The first thing to say is that there hasn’t been one single cause. Rather, instability has been due to several things happening to occur at the same time. Ultimately, though, the effect has been to overwhelm the CPUs in our older-model switches, which have then started to miss various important pieces of housekeeping. In particular:
- As mentioned, the management interfaces stopped responding. This resulted in us losing logging and traffic data, making it much harder to look back afterwards to see what had happened.
- The older switches missed some DHCP exchanges, which they normally track to help manage IP address use on the network for security reasons. As a result, self-managed machines which were trying to acquire or renew their leases would be blocked, though existing leases appeared to be honoured correctly.
- Ultimately spanning-tree packets would be lost. Loops in the network formed, and some links were swamped as a result. This appeared to affect wireless users more than wired users. These high traffic levels then meant that it would take longer for the network to converge again afterwards.
As for the various causes, we have identified the following. They are all somewhat variable in effect, and generally aren’t an issue individually. It’s when several happen to combine that problems occur.
- The older-model switches are underpowered. In the medium term they are due to be upgraded to newer, more powerful models. Meanwhile we have removed as much “unnecessary” processing as we can.
- In particular, we now don’t process multicast traffic specially, though as a result we do now have to propagate it more widely across the network and to end-systems which don’t particularly want it and will have to process it to throw it away.
- We identified unexpectedly high levels of IPv6 multicast traffic coming in from outside. This was on a subnet which we carried for E&B, and as it was no longer required by them we have removed it completely. We queried this with IS, and it turns out that they were also investigating poor performance on the same subnet, so it appears that whatever this machine was doing was affecting more than just Informatics.

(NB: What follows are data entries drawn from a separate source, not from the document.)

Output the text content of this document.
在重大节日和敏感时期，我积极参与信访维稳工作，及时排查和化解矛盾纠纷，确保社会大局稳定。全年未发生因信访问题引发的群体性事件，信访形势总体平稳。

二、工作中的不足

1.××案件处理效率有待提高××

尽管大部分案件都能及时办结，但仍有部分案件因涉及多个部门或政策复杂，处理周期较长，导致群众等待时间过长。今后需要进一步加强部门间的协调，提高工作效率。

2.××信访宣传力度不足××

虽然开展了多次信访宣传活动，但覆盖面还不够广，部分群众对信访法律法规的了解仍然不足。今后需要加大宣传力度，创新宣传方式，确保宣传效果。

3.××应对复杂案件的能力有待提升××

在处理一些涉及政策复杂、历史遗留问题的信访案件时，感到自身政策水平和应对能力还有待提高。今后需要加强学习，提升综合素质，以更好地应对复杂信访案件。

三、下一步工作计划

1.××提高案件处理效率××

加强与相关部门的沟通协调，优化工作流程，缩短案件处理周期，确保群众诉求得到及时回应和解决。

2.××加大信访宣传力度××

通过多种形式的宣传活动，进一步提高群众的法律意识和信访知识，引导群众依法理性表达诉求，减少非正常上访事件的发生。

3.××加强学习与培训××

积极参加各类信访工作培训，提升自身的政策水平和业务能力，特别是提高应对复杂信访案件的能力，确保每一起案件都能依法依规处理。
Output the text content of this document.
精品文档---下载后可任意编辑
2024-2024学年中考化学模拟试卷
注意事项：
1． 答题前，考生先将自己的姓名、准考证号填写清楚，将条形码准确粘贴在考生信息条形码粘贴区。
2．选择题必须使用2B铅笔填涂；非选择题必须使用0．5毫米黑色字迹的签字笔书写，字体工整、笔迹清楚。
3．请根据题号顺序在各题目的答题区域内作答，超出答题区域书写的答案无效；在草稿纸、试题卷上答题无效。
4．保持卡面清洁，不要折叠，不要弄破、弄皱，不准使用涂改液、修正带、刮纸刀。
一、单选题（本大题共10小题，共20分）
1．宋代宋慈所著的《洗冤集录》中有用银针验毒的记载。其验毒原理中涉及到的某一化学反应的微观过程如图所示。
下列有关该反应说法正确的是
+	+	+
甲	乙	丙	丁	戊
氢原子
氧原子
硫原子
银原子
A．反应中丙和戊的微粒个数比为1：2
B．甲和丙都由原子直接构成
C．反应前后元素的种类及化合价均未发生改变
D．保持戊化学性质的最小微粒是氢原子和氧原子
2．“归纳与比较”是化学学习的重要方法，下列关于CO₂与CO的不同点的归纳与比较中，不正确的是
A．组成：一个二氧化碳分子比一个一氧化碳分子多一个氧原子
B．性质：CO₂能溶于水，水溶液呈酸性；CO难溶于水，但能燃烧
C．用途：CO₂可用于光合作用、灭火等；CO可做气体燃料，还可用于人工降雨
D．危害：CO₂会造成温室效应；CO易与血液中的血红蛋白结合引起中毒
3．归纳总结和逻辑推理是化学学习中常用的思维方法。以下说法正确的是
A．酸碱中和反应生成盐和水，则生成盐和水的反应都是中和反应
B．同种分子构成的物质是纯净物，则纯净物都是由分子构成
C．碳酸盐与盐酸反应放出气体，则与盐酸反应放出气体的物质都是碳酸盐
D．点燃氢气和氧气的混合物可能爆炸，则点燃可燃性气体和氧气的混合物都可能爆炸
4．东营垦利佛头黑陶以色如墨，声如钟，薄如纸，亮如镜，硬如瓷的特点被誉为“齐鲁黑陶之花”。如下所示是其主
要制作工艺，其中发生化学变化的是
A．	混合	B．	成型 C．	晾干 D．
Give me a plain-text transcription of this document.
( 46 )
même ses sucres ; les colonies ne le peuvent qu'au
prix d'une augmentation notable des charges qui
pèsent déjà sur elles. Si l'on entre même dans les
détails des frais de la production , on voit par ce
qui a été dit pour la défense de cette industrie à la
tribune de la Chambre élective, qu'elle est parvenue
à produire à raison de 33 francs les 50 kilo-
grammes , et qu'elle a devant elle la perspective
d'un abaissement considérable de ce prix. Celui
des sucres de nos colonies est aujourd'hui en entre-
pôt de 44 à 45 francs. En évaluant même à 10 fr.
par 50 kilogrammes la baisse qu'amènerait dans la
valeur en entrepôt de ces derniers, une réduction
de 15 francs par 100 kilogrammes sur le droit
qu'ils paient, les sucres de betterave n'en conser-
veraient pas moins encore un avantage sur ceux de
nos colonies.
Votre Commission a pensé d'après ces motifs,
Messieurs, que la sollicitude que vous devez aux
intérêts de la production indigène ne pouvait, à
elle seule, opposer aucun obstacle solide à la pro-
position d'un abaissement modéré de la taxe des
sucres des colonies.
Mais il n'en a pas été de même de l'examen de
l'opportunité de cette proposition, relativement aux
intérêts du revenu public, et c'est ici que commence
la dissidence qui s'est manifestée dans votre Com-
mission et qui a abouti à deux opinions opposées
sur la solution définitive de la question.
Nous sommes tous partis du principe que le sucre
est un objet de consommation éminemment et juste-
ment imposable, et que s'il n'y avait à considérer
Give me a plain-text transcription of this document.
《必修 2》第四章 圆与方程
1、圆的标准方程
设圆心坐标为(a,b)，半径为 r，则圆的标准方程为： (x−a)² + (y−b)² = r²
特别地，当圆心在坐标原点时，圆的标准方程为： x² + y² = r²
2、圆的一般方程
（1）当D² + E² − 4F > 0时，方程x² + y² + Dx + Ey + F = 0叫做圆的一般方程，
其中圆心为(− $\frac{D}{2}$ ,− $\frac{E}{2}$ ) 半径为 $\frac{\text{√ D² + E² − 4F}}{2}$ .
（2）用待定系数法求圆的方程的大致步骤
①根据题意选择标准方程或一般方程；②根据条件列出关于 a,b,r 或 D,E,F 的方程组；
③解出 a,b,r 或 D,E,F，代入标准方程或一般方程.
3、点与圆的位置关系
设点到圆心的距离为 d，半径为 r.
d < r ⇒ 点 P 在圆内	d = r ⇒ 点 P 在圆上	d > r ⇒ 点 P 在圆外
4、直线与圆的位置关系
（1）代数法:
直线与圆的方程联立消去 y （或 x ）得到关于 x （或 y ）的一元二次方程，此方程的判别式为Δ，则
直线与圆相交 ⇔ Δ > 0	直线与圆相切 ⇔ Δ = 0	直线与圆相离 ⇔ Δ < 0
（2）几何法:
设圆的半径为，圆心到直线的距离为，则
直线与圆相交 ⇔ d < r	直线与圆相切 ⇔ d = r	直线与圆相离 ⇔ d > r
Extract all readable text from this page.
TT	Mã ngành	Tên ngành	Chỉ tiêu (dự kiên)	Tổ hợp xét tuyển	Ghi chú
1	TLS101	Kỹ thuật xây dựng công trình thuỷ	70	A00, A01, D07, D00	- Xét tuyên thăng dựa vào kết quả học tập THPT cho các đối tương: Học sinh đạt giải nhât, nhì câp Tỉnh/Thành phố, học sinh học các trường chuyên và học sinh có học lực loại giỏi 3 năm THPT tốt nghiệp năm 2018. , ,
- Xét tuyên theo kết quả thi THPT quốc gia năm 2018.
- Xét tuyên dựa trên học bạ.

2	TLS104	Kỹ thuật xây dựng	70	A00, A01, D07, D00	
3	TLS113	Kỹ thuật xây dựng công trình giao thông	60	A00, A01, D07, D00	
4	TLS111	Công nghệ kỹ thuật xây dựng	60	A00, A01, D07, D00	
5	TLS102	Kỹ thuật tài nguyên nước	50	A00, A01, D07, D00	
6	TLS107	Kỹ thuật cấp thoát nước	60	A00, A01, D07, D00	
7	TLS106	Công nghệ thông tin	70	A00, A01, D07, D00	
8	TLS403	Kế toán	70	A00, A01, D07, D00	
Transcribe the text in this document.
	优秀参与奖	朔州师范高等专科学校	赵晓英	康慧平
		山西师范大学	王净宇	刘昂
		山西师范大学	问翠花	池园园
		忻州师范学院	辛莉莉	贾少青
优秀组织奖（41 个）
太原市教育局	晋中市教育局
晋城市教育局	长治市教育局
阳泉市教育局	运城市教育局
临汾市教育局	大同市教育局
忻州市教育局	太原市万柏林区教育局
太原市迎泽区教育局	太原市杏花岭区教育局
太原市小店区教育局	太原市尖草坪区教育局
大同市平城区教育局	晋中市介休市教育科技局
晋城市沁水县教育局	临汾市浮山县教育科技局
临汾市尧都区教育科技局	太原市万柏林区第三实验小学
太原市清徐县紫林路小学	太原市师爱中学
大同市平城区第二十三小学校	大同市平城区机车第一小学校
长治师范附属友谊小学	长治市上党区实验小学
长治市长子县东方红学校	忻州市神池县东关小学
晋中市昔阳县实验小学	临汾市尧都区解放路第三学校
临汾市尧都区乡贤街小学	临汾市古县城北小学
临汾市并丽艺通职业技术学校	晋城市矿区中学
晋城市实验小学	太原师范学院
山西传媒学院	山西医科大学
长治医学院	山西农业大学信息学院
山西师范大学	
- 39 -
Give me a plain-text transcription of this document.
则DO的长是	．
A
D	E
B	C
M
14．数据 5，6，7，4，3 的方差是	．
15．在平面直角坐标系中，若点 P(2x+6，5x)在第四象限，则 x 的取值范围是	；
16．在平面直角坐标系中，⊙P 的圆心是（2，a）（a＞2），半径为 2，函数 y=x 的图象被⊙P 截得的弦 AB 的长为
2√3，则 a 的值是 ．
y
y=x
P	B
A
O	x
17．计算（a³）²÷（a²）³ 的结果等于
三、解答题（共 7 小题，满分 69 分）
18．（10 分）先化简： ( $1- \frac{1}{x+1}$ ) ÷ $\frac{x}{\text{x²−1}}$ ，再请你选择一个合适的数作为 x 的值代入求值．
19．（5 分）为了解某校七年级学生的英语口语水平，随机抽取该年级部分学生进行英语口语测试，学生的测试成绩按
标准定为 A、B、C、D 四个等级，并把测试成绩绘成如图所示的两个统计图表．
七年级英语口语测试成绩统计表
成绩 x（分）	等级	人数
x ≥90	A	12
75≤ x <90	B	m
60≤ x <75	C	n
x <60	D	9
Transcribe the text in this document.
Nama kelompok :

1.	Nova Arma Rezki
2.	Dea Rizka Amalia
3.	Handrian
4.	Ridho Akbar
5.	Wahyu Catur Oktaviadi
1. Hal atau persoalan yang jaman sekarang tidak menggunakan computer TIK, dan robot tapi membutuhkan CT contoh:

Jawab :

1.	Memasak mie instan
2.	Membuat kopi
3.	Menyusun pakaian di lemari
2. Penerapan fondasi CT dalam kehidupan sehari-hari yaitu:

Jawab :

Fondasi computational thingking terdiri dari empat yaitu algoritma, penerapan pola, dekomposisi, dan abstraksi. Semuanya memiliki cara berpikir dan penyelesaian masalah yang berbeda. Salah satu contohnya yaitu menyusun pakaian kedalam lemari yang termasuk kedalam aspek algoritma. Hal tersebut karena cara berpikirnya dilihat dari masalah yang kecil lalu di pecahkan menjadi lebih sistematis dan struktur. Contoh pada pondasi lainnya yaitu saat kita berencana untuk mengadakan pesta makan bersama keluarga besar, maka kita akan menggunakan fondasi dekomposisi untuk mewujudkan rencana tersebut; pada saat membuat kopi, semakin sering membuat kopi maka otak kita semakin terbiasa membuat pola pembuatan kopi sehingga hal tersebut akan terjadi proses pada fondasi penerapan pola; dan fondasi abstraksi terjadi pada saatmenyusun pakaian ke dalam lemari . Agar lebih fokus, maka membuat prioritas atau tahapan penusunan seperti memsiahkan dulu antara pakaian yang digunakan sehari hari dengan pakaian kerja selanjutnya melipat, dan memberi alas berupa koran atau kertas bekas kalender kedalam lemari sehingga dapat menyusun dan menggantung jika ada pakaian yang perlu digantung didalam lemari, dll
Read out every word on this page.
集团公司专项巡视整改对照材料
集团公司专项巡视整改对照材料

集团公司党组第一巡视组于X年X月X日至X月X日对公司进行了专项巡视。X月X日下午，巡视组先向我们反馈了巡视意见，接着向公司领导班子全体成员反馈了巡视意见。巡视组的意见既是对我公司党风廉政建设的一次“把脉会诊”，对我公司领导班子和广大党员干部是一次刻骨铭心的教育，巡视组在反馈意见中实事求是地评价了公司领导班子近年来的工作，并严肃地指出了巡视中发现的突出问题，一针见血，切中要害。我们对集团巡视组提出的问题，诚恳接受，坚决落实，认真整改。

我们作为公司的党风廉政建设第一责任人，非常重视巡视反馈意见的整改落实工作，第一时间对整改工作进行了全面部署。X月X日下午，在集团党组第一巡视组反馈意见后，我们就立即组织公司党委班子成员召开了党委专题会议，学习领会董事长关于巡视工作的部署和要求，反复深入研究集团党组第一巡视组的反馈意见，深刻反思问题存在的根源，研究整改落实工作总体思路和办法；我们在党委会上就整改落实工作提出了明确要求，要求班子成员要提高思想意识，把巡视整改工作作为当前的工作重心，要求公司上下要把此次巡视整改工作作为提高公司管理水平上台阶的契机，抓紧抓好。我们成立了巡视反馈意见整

We now believe that this outside traffic was what finally tipped our older switches over the edge, and that this also explains the peculiar timing of some of the events.
- However, along the way we made quite a few configuration changes in order to remove potential sources of instability, and unfortunately it looks as though we were running into bugs, or at least features, in the way that the older switches’ management interfaces were implemented. Thus, some of the instability was self-induced, for which we apologise! It also took a bit longer than we would have hoped to identify this, due to the effects being confounded with the other ongoing instability. At least we now know better what to expect and how to try to minimise the effects.
- There is still one issue which we believe only affects older Mac with wired network connections, and which is resolved by a reboot. It’s still not at all clear where the fault lies.
We still have some network configuration changes to make, some of which may result in a few more short glitches. We’ll try to keep those to a minimum, and may be able to reduce the impact further with some code changes to our management tools.
As usual, our technical network documentation is available to browse for those of you who would like a more detailed picture of the Informatics network.